男女混合の中で、注目される試験に少しばかり緊張するのは当たり前だったが――それが最初や最後だったならば、尚更だった。
「はじめ!」
適当なタイミングでの合図に、されど既に準備を整えていた両者は射程からやや離れた距離を保って、剣を構えた。
――考えてみれば、トロスと打ち合うのは初めてだ。
出会ってからは随分仲良くやらせてもらった。彼が居るのが、当たり前のような感覚に、今ではなっている。
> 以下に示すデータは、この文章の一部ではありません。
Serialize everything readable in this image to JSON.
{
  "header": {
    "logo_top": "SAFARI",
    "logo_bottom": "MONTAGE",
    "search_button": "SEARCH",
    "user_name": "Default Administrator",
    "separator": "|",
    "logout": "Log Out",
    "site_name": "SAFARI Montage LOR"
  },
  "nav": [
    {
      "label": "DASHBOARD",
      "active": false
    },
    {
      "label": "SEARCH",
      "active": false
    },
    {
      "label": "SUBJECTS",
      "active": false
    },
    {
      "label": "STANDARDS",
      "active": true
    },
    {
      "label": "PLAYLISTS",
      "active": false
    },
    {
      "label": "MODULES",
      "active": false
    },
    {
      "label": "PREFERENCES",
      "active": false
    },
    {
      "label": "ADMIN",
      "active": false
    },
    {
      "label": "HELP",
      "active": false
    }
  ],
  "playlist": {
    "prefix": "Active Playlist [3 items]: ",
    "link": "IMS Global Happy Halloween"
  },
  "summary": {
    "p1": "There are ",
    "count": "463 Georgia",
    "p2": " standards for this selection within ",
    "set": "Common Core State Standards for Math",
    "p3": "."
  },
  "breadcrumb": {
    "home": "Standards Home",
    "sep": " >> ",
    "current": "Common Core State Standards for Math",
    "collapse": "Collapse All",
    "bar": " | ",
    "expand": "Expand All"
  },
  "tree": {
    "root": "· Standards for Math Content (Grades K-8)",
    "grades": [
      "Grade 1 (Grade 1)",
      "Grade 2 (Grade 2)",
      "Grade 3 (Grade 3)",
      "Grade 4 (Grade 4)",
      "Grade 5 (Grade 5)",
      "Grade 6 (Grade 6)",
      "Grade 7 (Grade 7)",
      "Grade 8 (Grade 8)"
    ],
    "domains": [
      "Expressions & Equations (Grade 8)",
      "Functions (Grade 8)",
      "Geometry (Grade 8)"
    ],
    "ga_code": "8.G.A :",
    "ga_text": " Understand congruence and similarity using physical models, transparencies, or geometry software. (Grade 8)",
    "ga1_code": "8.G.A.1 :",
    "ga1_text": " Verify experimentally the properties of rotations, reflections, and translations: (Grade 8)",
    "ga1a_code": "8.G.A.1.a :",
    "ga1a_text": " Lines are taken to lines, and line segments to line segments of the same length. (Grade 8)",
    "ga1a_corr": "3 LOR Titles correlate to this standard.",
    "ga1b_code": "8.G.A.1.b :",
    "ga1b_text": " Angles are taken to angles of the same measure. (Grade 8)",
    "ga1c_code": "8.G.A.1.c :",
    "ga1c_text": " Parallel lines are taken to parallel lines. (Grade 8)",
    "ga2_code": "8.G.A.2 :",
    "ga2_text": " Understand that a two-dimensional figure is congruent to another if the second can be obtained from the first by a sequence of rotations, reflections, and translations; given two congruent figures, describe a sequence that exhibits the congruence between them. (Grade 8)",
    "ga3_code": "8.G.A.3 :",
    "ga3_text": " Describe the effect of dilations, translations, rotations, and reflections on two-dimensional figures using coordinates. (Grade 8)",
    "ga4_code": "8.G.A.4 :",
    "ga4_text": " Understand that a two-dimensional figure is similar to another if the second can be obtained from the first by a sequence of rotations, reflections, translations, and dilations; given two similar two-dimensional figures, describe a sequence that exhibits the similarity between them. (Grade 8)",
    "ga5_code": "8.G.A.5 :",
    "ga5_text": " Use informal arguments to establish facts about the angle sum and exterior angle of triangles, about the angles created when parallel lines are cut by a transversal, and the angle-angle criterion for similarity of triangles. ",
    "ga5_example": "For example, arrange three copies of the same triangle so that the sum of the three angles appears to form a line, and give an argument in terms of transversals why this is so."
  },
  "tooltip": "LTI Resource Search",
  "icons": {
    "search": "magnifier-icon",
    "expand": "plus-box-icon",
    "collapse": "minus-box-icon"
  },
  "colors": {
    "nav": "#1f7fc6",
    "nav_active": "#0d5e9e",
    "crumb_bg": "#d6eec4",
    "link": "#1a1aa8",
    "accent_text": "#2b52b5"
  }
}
穏やかで、だが力強い。初対面ではせっかちと言われていたが、今では落ち着きある、年齢よりも遥かに穏やかな物腰で全てに対応している。
甘いマスクだ。
生え際が黒くなりつつある金髪も、短くして染め直せば中々に渋い男にすらなる。
羨ましい限りだし、成績だっていい方ではないが、無難。戦闘技術も中の上程度だ。学校が始まってから開始したらしい自主トレーニングのおかげも相まって、この授業での成績は実績に加えて努力も評価されているから、随分といい具合になっているだろう。
「ねえ、スティール」
そういえば、いつの間にか呼び捨てになっていた。
それが気にくわないわけではない。
むしろ心地良かった。
「今日は、本気で頼むよ」
真剣な面持ちで告げるのは、試験だから適当にやりすごそうという提案ではなく。
「なに言ってんだ」
自分の実力を試したいという純粋な願望と、
「おれはいつだって、本気だよ」
親友と認める友人と、本気でぶつかり合いたいという欲望だった。
はじめに動いたのはジャン・スティールだった。
大地を弾くように走りだし、真正面からトロスへと向かう。
同時に動き出したトロスは、されど走りだすことはなく、飽くまでジャンの攻撃を待っていた。
俊足故に距離は瞬く間に縮まり、残り数歩分という距離でトロスが動く。腰を落とし、腰に構えた剣を力強く閃かせる。当然、それはジャンがそのまま突っ込んでくるという確信を持つがゆえの行動だし、そうすることしかできないと、常識では考えられた。
が、居合いと呼ばれるその剣戟は、ジャンには当たらない。
剣先は何かに触れることもないままに、虚空を切り裂き――。
「……ッ!?」
ジャンの姿が、周囲から消えている。
トロスがそう理解する間に、彼の姿は足元から浮かび上がるようにせり上がってきて、
「これで終わり、だな」
木剣の切先が、優しく喉元に触れた。
――敗因は行動を読まれていたことと、構えからすぐにどう出るか理解されてしまう攻撃手段しか持ち得なかったことにある。
攻撃速度は十分だし、居合いという技も素人のソレではなかった。
そして、彼自身ジャンとまともに打ち合って勝てるわけがないと決めつけていたことも敗因の一つだろう。
「そこまで!」
教官の声が轟く。
そうしてあっという間に、期末試験の最後のテストが終了した。